Borralheira

Muitos já se dedicaram a elaborar um relato dos fatos que se deram entre nós, conforme nos foram transmitidos por aqueles que desde o início foram testemunhas oculares daqueles eventos. Não tendo eu visto pessoalmente nada do que havia acontecido, investiguei tudo cuidadosamente, desde o começo, e decidi escrever-vos este breve relato, excelentíssimos irmãos Grimm, para que vocês tenham maior certeza das coisas que ouviram.

Era uma vez um velho cavaleiro – nada cavalheiro – que se casara com a mulher mais arrogante de todo o reino. Era ela a típica viúva negra, com duas filhas de corpos bastante avantajados, e bem parecidas consigo. Possuía também uma filha, cuja doçura sem igual deixava todos admirados. A megera e suas crias podiam ver maldade escondida dentro da pequena menina e por este motivo a odiavam e maltratavam-na.
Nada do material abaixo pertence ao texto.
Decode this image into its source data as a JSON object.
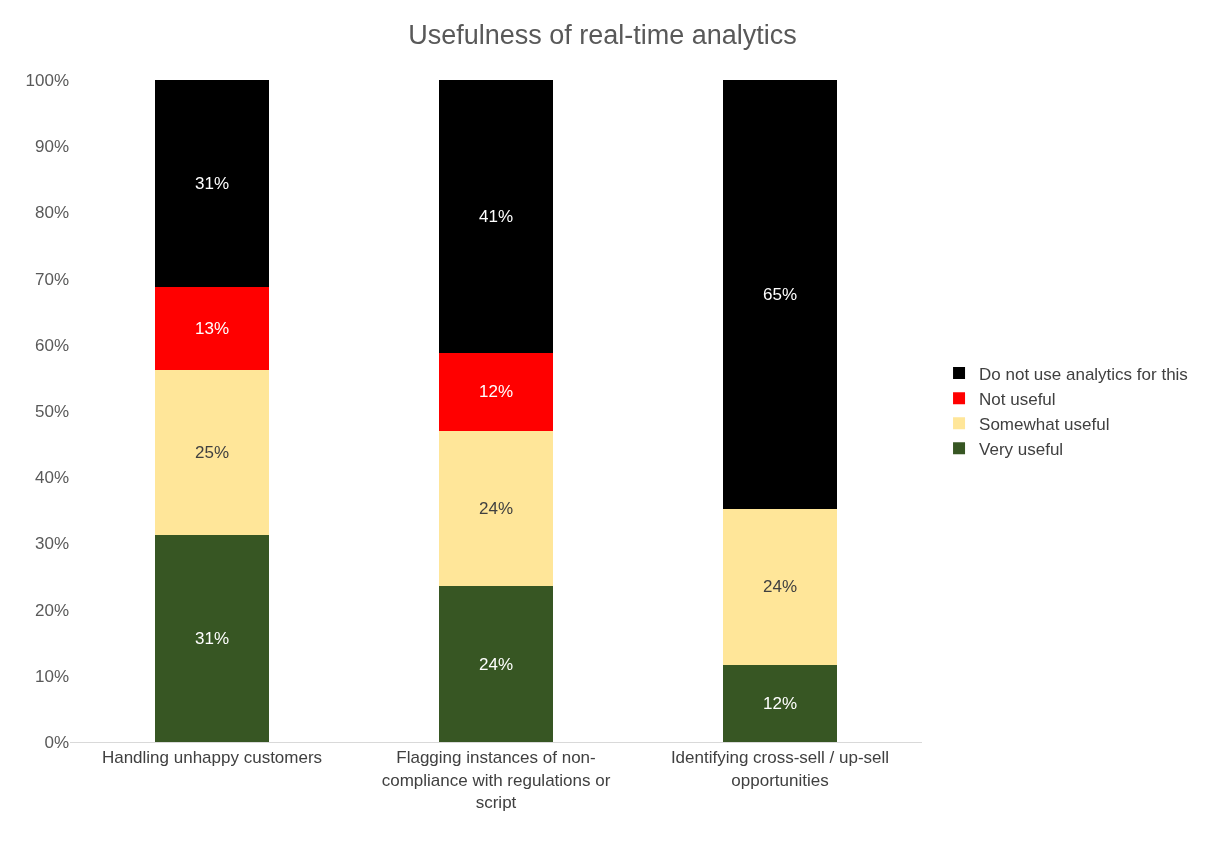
{
  "chart_data": {
    "type": "bar",
    "title": "Usefulness of real-time analytics",
    "stacked": true,
    "categories": [
      "Handling unhappy customers",
      "Flagging instances of non-compliance with regulations or script",
      "Identifying cross-sell / up-sell opportunities"
    ],
    "series": [
      {
        "name": "Very useful",
        "color": "#375623",
        "values": [
          31.2,
          23.5,
          11.7
        ],
        "value_labels": [
          "31%",
          "24%",
          "12%"
        ]
      },
      {
        "name": "Somewhat useful",
        "color": "#ffe699",
        "values": [
          25.0,
          23.5,
          23.5
        ],
        "value_labels": [
          "25%",
          "24%",
          "24%"
        ]
      },
      {
        "name": "Not useful",
        "color": "#ff0000",
        "values": [
          12.6,
          11.8,
          null
        ],
        "value_labels": [
          "13%",
          "12%",
          null
        ]
      },
      {
        "name": "Do not use analytics for this",
        "color": "#000000",
        "values": [
          31.2,
          41.2,
          64.8
        ],
        "value_labels": [
          "31%",
          "41%",
          "65%"
        ]
      }
    ],
    "ylim": [
      0,
      100
    ],
    "yticks": [
      {
        "value": 0,
        "label": "0%"
      },
      {
        "value": 10,
        "label": "10%"
      },
      {
        "value": 20,
        "label": "20%"
      },
      {
        "value": 30,
        "label": "30%"
      },
      {
        "value": 40,
        "label": "40%"
      },
      {
        "value": 50,
        "label": "50%"
      },
      {
        "value": 60,
        "label": "60%"
      },
      {
        "value": 70,
        "label": "70%"
      },
      {
        "value": 80,
        "label": "80%"
      },
      {
        "value": 90,
        "label": "90%"
      },
      {
        "value": 100,
        "label": "100%"
      }
    ],
    "grid": false,
    "legend": "right"
  }
}
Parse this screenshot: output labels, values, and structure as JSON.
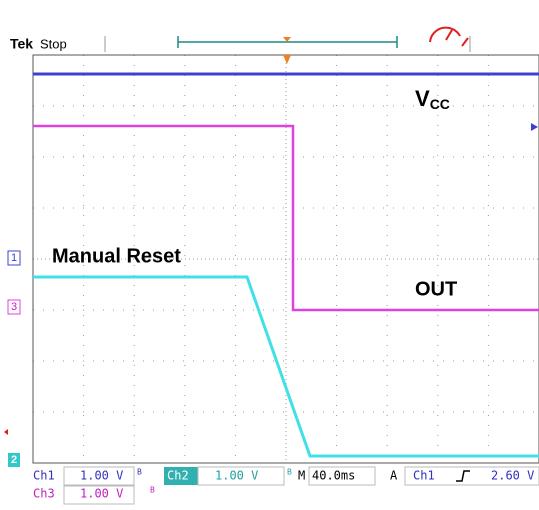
{
  "header": {
    "brand": "Tek",
    "status": "Stop"
  },
  "annotations": {
    "vcc_main": "V",
    "vcc_sub": "CC",
    "manual_reset": "Manual Reset",
    "out": "OUT"
  },
  "channel_markers": [
    "1",
    "3",
    "2"
  ],
  "status_bar": {
    "row1": {
      "ch1": "Ch1",
      "ch1_scale": "1.00 V",
      "ch1_bw": "B",
      "ch2": "Ch2",
      "ch2_scale": "1.00 V",
      "ch2_bw": "B",
      "time_prefix": "M",
      "timebase": "40.0ms",
      "trigger_mode": "A",
      "trigger_source": "Ch1",
      "trigger_level": "2.60 V"
    },
    "row2": {
      "ch3": "Ch3",
      "ch3_scale": "1.00 V",
      "ch3_bw": "B"
    }
  }
}
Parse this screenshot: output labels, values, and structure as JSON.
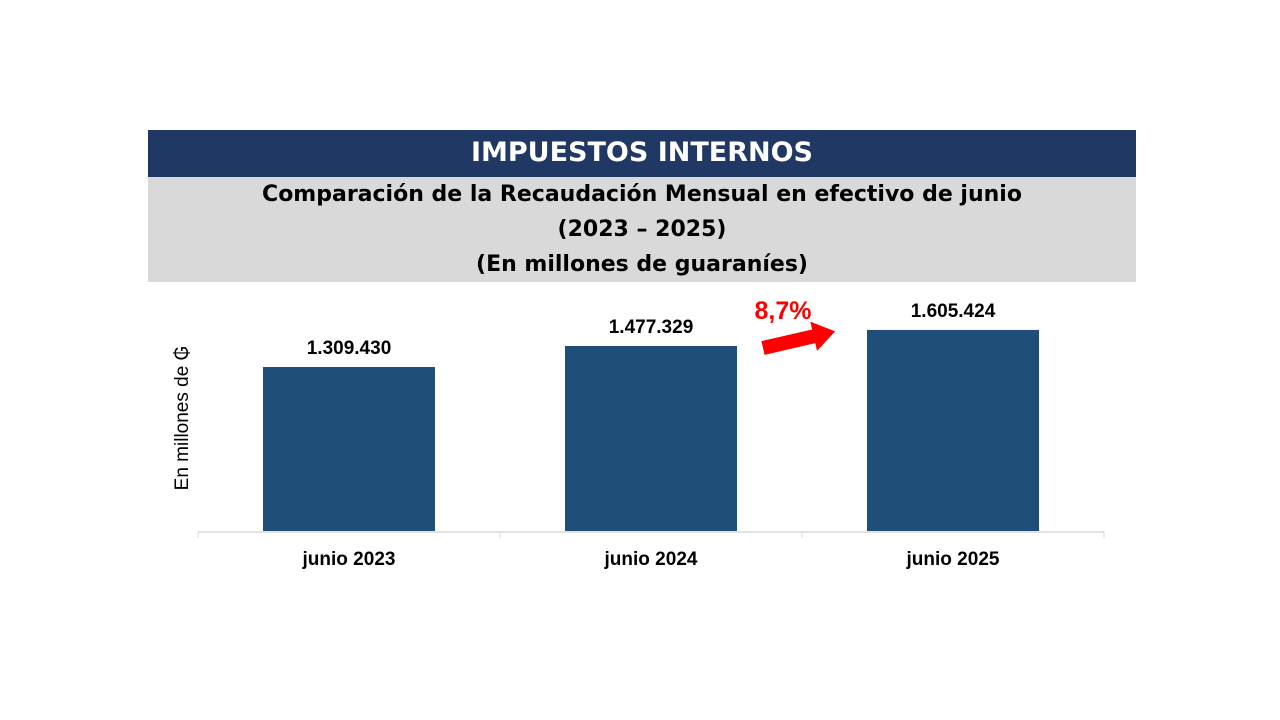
{
  "header": {
    "title": "IMPUESTOS INTERNOS"
  },
  "subtitle": {
    "line1": "Comparación de la Recaudación Mensual en efectivo de junio",
    "line2": "(2023 – 2025)",
    "line3": "(En millones de guaraníes)"
  },
  "chart_data": {
    "type": "bar",
    "categories": [
      "junio 2023",
      "junio 2024",
      "junio 2025"
    ],
    "values": [
      1309430,
      1477329,
      1605424
    ],
    "value_labels": [
      "1.309.430",
      "1.477.329",
      "1.605.424"
    ],
    "ylabel": "En millones de ₲",
    "xlabel": "",
    "ylim": [
      0,
      1650000
    ],
    "grid": false,
    "bar_color": "#1f4e79",
    "annotation": {
      "text": "8,7%",
      "color": "#ff0000"
    }
  }
}
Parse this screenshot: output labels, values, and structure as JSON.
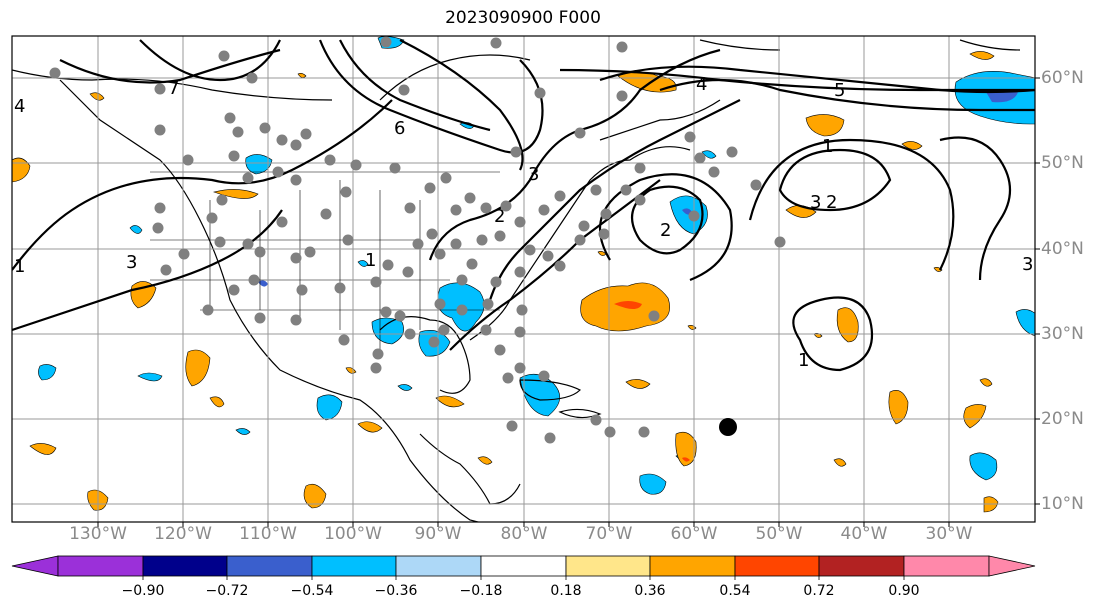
{
  "title": "2023090900 F000",
  "map": {
    "type": "weather-forecast-map",
    "land_outline_color": "#000000",
    "grid_color": "#999999",
    "lon_labels": [
      "130°W",
      "120°W",
      "110°W",
      "100°W",
      "90°W",
      "80°W",
      "70°W",
      "60°W",
      "50°W",
      "40°W",
      "30°W"
    ],
    "lat_labels": [
      "60°N",
      "50°N",
      "40°N",
      "30°N",
      "20°N",
      "10°N"
    ],
    "contour_labels": [
      "1",
      "1",
      "1",
      "1",
      "2",
      "2",
      "2",
      "3",
      "3",
      "3",
      "3",
      "4",
      "4",
      "5",
      "6",
      "7"
    ],
    "observation_point_color": "#808080",
    "storm_marker_color": "#000000"
  },
  "colorbar": {
    "ticks": [
      "−0.90",
      "−0.72",
      "−0.54",
      "−0.36",
      "−0.18",
      "0.18",
      "0.36",
      "0.54",
      "0.72",
      "0.90"
    ],
    "colors": [
      "#9b30d9",
      "#00008b",
      "#3a5fcd",
      "#00bfff",
      "#add8f7",
      "#ffffff",
      "#ffe68a",
      "#ffa500",
      "#ff4500",
      "#b22222",
      "#ff88aa"
    ]
  }
}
A pequena fazia os piores trabalhos domésticos e vivia no sótão, dormindo em uma cama de palha. Quando terminava seu trabalho, sentava-se sobre as cinzas perto da chaminé e, por isto, era chamada de Gata Borralheira. Certo dia o primogênito do rei convidou todos os fidalgos para um baile em seu castelo. Por serem afilhadas de um nobre, as duas irmãs obesas também foram convocadas. E esta parte todos conhecem: a viúva e suas filhas deixaram um bocado de trabalho extra para a Gata Borralheira. Curiosamente nem ela, nem seu pai, mentalmente desequilibrado, tiveram chance de ir ao baile. E então chegamos àquele nauseante momento de glória quando uma fada madrinha surge para secar suas lágrimas:

- Eu gostaria de poder... eu gostaria de poder... eu gostaria de poder ir ao baile – murmurou Gata Borralheira. E como num passe de mágica, surgiu uma carruagem cucurbitácea puxada por imponentes cavalos cinzas, conduzidos por um cocheiro roedor e lacaios surgidos de sáurios do jardim. Com roupas luxuosas, sapatilhas vítreas e joias luminosas, foi a menina ao baile, com a conhecida obrigação de voltar para casa à meia noite. Quando o príncipe foi informado sobre a chegada de uma linda princesa, correu para recebê-la. Ela chegou e, ao entrar no recinto da festa, houve um silêncio no salão. Todos pararam de dançar e até os violinos calaram-se para vê-la, com seus olhos de madeira bem limpa. A princesa desceu a longa escadaria.

"Merveilleux!", disse o rei interrompendo o silêncio, encantado que estava com a falsa princesa, confessando à sua rainha nunca ter visto mulher mais bonita em toda vida. As outras damas admiravam suas roupas espetaculares, e os cavaleiros sua beleza descomunal; inclusive, é claro, o príncipe. Ele a chamou para dançar e os dois bailaram até o relógio anunciar o fim da diversão de Borralheira, que inventou uma desculpa esfarrapada e saiu o mais rápido possível.

Na fuga a mocinha deixou seu pequeno sapato na escadaria. Como todos sabem, o príncipe começou uma verdadeira cruzada em busca de sua princesa, até chegar ao ponto de anunciar um rápido casamento com qualquer uma cujo pé entrasse na sapatilha deixada na escadaria do castelo. Nobres e plebeias, todas teriam seus pés medidos.

A busca continuou até o sapato chegar à casa da Gata Borralheira. Os pés das irmãs eram claramente grandes demais para entrar numa sapatilha aparentemente de criança. Sim, Borralheira devia ter uns doze anos. A madrasta então teve a brilhante ideia de mandar as filhas cortarem seus dedos. Mesmo assim o calçado não serviu em nenhuma delas. Borralheira calçou e de imediato foi levada ao palácio. Final feliz.

Casaram-se, tiveram quatro filhos, até que o príncipe a trocou pela Branca de Neve. O cavaleiro passou a morar em cima de uma árvore dizendo ser um tiziu. A madrasta e as irmãs tornaram-se mendigas.

E todos viveram felizes para sempre.